THE VIRGINIAN-PILOT Copyright (c) 1995, Landmark Communications, Inc. DATE: Sunday, September 3, 1995 TAG: 9509030074 SECTION: FRONT PAGE: A10 EDITION: FINAL SERIES: Under sentence of death Journal of a condemned man This is one in a series of dispatches from death-row inmate Dennis Stockton, who is facing execution in Virginia's death house. LENGTH: Long : 169 lines
AUG. 28, 1995 - Today the state placed me on death watch. That means every hour a guard comes by and checks on me to make sure I'm still alive. This is to guarantee that the state will have the honor of killing me under their own terms, at their appointed hour. They want to make sure I'm still around when that hour arrives.

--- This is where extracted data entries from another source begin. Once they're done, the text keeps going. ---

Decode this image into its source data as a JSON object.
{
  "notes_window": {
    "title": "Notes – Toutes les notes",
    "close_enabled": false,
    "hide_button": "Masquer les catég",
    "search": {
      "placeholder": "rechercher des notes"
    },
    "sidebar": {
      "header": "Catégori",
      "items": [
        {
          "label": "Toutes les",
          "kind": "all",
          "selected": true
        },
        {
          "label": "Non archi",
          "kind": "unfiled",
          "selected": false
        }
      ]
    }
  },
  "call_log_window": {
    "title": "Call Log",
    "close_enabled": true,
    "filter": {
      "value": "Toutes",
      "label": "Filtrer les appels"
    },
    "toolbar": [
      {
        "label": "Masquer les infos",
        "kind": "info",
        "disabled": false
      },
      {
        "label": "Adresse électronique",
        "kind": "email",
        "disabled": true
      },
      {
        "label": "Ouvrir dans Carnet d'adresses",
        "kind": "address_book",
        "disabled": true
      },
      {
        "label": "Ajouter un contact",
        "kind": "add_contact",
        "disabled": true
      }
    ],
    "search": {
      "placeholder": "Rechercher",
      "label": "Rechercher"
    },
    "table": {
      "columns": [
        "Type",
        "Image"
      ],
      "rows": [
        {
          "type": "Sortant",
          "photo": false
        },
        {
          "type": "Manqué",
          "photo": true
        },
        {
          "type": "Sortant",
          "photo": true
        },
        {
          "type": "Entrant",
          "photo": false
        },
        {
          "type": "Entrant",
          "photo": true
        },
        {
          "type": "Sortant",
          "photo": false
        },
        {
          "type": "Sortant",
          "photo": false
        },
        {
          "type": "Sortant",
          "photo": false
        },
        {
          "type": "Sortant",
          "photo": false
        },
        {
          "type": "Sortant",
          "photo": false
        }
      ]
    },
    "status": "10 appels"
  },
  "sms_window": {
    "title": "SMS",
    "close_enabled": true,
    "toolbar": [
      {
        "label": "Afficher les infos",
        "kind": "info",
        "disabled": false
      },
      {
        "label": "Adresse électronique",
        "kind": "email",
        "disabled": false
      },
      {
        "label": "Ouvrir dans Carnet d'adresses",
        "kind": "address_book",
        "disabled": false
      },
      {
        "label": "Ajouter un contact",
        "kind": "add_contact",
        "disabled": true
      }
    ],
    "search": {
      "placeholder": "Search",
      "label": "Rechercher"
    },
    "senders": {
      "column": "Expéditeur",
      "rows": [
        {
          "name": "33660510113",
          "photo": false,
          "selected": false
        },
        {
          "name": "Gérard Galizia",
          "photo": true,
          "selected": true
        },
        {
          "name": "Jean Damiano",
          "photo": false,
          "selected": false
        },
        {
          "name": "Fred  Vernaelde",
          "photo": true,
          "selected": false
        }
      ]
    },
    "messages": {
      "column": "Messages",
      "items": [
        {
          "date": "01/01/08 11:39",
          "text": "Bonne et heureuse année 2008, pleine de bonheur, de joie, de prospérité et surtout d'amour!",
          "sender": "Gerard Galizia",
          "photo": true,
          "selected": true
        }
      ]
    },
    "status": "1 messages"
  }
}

I have an understanding with the guards who make these hourly checks. Sometimes they come by the door and holler and I just holler back, or either I'll just wave at them. I certainly don't have any complaints with them. They're just doing their job.
While I sit here in my cell under death watch, I am working on an assignment from my ``editor'' at this newspaper. He wanted me to write a piece about the way things have turned out for me, and the way things might have turned out. I've said many times that most stories in real life do not have happy endings, and mine is one of those.
It was about two weeks ago when I heard the news on FM-98 radio. It was 5:28 a.m. The DJ read a news bulletin: Mickey Mantle was dead.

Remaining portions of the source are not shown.